Forem: Xoifail

Your Java Regex Can Be Weaponized (And How To Stop It)

Xoifail — Sat, 17 Jan 2026 03:38:59 +0000

Most developers don't realize their input validation is a denial of service vulnerability waiting to happen. Let me show you what I mean.

Take this innocent looking regex that validates email addresses:

String regex = "^([a-zA-Z0-9]+)+@[a-zA-Z0-9]+\\.[a-zA-Z]{2,}$";
Pattern.compile(regex).matcher(input).matches();

Looks fine right? Now feed it this input:

aaaaaaaaaaaaaaaaaaaaaaaaaaaaaaaaa!

Your CPU just pegged at 100% and stayed there. This is called ReDoS (Regular Expression Denial of Service) and it happens because Java's regex engine uses backtracking. Certain patterns cause exponential time complexity when matching fails in specific ways.

Attackers know about this. They send crafted inputs to your validation endpoints and watch your servers melt.

The Backtracking Problem

Java's java.util.regex uses an NFA (Nondeterministic Finite Automaton) with backtracking. When a match fails partway through, the engine backtracks and tries alternative paths. With nested quantifiers like ([a-zA-Z0-9]+)+ the number of paths explodes exponentially.

The input aaaaaaaaaaaaaaaaaaaaaaaaaaaaaaaaa! has 33 characters. The regex engine will try somewhere around 2^33 combinations before giving up. That's 8 billion operations for one validation call.

The Fix

There's a different kind of regex engine called RE2 that Google built. It uses a DFA (Deterministic Finite Automaton) which guarantees linear time matching. No matter how evil the pattern or input, it finishes in O(n) time where n is the input length.

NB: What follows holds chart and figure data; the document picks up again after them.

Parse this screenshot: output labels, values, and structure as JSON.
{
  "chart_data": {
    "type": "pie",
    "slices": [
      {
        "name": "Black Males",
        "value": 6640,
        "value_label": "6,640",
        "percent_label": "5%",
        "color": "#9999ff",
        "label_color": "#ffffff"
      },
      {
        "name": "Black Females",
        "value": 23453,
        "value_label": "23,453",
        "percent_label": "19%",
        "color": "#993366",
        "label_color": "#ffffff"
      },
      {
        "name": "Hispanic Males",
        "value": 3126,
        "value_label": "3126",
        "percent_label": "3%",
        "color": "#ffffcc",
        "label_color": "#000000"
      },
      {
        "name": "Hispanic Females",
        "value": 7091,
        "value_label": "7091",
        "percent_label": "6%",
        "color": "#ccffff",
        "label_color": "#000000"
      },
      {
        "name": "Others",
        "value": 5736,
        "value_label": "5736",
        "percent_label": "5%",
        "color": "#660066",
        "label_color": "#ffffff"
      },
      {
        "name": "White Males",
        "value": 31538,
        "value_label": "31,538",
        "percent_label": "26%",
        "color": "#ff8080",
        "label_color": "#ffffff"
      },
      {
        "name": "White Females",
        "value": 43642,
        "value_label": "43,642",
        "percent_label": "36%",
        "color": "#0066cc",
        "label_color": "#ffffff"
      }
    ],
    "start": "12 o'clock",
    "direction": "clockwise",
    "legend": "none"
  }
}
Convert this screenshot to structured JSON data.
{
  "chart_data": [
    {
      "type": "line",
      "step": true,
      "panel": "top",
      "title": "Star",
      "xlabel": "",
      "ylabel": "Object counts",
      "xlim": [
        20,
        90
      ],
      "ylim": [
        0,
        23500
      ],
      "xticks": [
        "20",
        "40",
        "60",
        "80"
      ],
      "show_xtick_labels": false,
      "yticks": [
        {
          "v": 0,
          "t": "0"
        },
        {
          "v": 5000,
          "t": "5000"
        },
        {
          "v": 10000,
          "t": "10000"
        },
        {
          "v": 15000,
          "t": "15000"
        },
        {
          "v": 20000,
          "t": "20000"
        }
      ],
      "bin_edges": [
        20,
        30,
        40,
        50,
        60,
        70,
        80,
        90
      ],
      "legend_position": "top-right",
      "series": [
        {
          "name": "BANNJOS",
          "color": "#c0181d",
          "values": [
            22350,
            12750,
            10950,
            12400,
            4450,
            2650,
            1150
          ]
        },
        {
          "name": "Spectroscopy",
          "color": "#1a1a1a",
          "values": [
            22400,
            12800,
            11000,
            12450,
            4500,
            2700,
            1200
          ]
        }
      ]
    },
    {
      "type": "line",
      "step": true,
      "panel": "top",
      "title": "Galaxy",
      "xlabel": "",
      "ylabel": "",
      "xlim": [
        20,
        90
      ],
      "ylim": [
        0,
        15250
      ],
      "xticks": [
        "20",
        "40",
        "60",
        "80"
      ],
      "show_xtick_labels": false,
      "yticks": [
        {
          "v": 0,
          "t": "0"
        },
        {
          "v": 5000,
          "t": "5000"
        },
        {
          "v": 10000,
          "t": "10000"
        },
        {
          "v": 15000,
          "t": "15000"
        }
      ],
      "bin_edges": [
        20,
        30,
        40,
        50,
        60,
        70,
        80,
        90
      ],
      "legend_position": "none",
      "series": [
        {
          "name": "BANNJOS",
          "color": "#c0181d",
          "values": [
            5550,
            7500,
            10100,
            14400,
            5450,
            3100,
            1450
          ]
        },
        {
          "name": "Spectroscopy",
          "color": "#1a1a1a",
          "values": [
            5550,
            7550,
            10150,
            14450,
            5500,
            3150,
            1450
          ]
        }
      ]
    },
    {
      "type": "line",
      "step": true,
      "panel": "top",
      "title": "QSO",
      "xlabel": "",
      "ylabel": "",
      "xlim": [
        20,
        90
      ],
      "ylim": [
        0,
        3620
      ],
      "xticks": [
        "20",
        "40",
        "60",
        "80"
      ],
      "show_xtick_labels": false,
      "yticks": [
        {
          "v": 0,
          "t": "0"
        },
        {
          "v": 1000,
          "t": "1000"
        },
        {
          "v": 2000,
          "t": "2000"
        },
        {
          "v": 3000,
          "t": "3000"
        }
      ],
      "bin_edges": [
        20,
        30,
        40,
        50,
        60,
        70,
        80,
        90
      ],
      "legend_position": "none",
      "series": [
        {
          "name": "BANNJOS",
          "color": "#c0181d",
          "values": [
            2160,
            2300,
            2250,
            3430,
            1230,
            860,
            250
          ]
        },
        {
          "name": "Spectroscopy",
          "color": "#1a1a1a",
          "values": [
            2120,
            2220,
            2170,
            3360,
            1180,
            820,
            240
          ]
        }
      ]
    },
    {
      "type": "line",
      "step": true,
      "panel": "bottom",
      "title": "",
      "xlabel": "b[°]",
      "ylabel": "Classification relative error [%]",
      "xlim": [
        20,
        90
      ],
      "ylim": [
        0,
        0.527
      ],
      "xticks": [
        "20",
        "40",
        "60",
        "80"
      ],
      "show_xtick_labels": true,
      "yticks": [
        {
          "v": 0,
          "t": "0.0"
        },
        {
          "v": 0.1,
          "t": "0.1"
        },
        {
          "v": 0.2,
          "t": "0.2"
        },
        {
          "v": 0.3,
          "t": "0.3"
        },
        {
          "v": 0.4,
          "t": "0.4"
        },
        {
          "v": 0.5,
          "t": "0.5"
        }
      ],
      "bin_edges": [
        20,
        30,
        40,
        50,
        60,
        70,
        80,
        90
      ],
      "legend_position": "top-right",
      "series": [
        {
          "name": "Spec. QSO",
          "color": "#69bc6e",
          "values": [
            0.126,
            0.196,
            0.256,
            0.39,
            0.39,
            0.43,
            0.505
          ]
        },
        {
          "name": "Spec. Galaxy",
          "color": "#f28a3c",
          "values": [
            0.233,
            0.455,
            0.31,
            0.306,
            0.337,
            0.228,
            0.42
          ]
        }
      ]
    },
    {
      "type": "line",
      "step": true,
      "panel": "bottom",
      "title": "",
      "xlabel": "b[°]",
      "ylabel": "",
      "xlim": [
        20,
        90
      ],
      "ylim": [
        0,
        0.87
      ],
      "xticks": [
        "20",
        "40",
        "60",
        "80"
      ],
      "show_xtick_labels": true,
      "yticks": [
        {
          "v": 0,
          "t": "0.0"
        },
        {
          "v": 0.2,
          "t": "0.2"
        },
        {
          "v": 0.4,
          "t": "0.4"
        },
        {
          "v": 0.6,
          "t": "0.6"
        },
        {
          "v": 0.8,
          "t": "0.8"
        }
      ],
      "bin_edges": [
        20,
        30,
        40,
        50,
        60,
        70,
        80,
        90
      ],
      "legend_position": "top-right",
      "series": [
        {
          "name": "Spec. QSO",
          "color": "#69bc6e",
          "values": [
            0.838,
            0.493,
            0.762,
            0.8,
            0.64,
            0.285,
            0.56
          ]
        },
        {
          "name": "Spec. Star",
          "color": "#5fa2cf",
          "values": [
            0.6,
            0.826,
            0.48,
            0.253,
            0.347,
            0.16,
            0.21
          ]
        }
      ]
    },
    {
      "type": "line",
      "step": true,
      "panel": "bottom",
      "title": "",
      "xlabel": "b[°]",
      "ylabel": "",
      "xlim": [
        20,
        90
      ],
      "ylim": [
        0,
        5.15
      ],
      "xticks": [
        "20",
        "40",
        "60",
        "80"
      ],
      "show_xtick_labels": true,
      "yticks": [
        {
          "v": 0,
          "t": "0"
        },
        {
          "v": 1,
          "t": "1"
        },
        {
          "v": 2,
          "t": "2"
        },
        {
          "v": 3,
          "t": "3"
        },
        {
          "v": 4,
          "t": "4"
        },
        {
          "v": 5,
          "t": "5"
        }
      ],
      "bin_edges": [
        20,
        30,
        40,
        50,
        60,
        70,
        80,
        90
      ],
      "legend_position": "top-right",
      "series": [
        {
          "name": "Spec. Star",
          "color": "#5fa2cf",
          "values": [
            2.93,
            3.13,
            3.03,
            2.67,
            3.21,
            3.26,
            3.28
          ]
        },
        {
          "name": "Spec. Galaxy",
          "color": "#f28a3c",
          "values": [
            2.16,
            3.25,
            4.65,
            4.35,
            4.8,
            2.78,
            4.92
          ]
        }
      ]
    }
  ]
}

I've been working on a Java validation library called Rules that bundles a patched fork of RE2J (the Java port of RE2). The fork includes fixes for some vulnerabilities found in the original implementation.

Using it looks like this:

Rule<String> email = StringRules.matches("^[a-zA-Z0-9._%+-]+@[a-zA-Z0-9.-]+\\.[a-zA-Z]{2,}$");

ValidationResult result = email.validate(userInput);
if (result.isValid()) {
    // safe to use
}

Same pattern, but now it can't be weaponized. The underlying RE2J engine simply won't allow catastrophic backtracking because it doesn't backtrack at all.

What Else Can Go Wrong

While we're on the topic of input validation attacks, regex isn't the only vector:

HashDoS : Attackers can make keys that all hash to the same bucket, turning your O(1) HashMap lookups into O(n). The library includes SecureHashMap which uses SipHash-2-4 with random keys to prevent this.

Timing Attacks : Comparing secrets with equals() leaks information through timing differences. Character by character comparison bails early on mismatch so attackers can guess passwords one character at a time. The library has constant time comparison functions.

Stack Overflow via Recursion : Self referential data structures can blow your stack during validation. The library tracks depth and detects cycles.

Quick Example

Here's validating a user registration with multiple rules composed together:

Rule<String> username = Rules.all(
    StringRules.notBlank(),
    StringRules.lengthBetween(3, 20),
    StringRules.matches("^[a-zA-Z0-9_]+$")
);

Rule<String> password = Rules.all(
    StringRules.minLength(12),
    StringRules.matches("[A-Z]"),
    StringRules.matches("[a-z]"),
    StringRules.matches("[0-9]")
);

username.validate("user_dev").isValid();  // true
password.validate("SecurePass123").isValid();  // true

Getting It

Maven:

<dependency>
    <groupId>io.github.xoifaii</groupId>
    <artifactId>rules</artifactId>
    <version>1.0.0</version>
</dependency>

Or clone from GitHub if you want to poke around. Full API docs are in the wiki.

Zero dependencies. The RE2J fork is bundled in.

If you've got a public facing Java app doing input validation with regex, it's worth checking whether your patterns are vulnerable. Tools like recheck can analyze patterns for ReDoS, very useful.

Or just use an engine that makes the problem impossible in the first place.